Hybrid renewable energy systems that integrate solar, wind, and energy storage provide a promising solution for sustainable electricity generation. However, the intermittent nature of these resources often leads to inefficient energy conversion and increased thermodynamic losses, reducing exergy efficiency. Traditional rule-based control strategies struggle to adapt to rapidly changing environmental conditions. This study proposes an artificial intelligence–based framework that combines deep learning forecasting with reinforcement learning control to enhance system performance.

The proposed approach utilizes a Long Short-Term Memory (LSTM) neural network to predict short-term solar irradiance and wind speed using meteorological data from NASA POWER and historical records. These forecasts are integrated into a reinforcement learning agent based on the Proximal Policy Optimization (PPO) algorithm, which dynamically adjusts system parameters such as inverter operation, battery scheduling, and wind turbine pitch angle. The objective is to minimize exergy destruction while maintaining stable energy output.

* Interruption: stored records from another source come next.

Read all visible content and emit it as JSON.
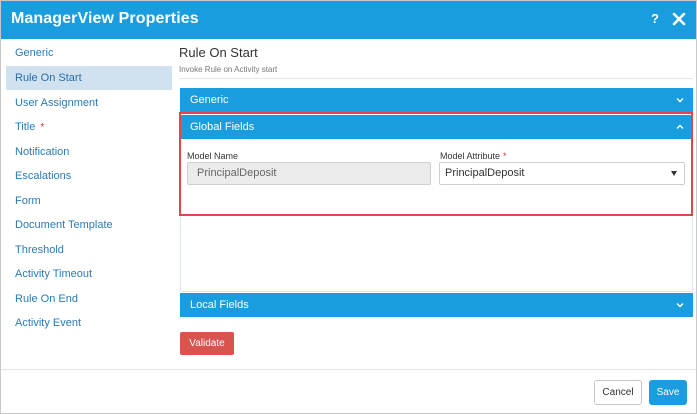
{
  "window": {
    "title": "ManagerView Properties",
    "help_label": "?",
    "close_label": "close"
  },
  "sidebar": {
    "items": [
      {
        "label": "Generic",
        "active": false,
        "required": false
      },
      {
        "label": "Rule On Start",
        "active": true,
        "required": false
      },
      {
        "label": "User Assignment",
        "active": false,
        "required": false
      },
      {
        "label": "Title",
        "active": false,
        "required": true
      },
      {
        "label": "Notification",
        "active": false,
        "required": false
      },
      {
        "label": "Escalations",
        "active": false,
        "required": false
      },
      {
        "label": "Form",
        "active": false,
        "required": false
      },
      {
        "label": "Document Template",
        "active": false,
        "required": false
      },
      {
        "label": "Threshold",
        "active": false,
        "required": false
      },
      {
        "label": "Activity Timeout",
        "active": false,
        "required": false
      },
      {
        "label": "Rule On End",
        "active": false,
        "required": false
      },
      {
        "label": "Activity Event",
        "active": false,
        "required": false
      }
    ],
    "required_mark": "*"
  },
  "main": {
    "title": "Rule On Start",
    "subtitle": "Invoke Rule on Activity start",
    "accordions": {
      "generic": {
        "label": "Generic",
        "expanded": false
      },
      "global_fields": {
        "label": "Global Fields",
        "expanded": true
      },
      "local_fields": {
        "label": "Local Fields",
        "expanded": false
      }
    },
    "global_fields": {
      "model_name_label": "Model Name",
      "model_name_value": "PrincipalDeposit",
      "model_attribute_label": "Model Attribute",
      "model_attribute_required": "*",
      "model_attribute_value": "PrincipalDeposit"
    },
    "validate_label": "Validate"
  },
  "footer": {
    "cancel_label": "Cancel",
    "save_label": "Save"
  },
  "colors": {
    "accent": "#1a9ddf",
    "danger": "#d9534f",
    "highlight_border": "#e0464a",
    "sidebar_active": "#d0e1ef",
    "link": "#2a7ab8"
  },
  "icons": {
    "help": "help-icon",
    "close": "close-icon",
    "chevron_down": "chevron-down-icon",
    "chevron_up": "chevron-up-icon",
    "caret": "dropdown-caret-icon"
  }
}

The framework was evaluated using a simulation model of a hybrid solar–wind–battery system developed with Python-based tools, including TensorFlow. Exergy analysis was applied to quantify losses across system components. Validation was further conducted using a small-scale laboratory prototype comprising photovoltaic panels, a micro wind turbine, battery storage, and programmable converters.

Results indicate that the proposed approach achieves a noticeable improvement in exergy efficiency compared to conventional control strategies, primarily due to reduced losses in storage and conversion stages. These findings highlight the potential of AI-driven optimization for improving the efficiency and reliability of hybrid renewable energy systems.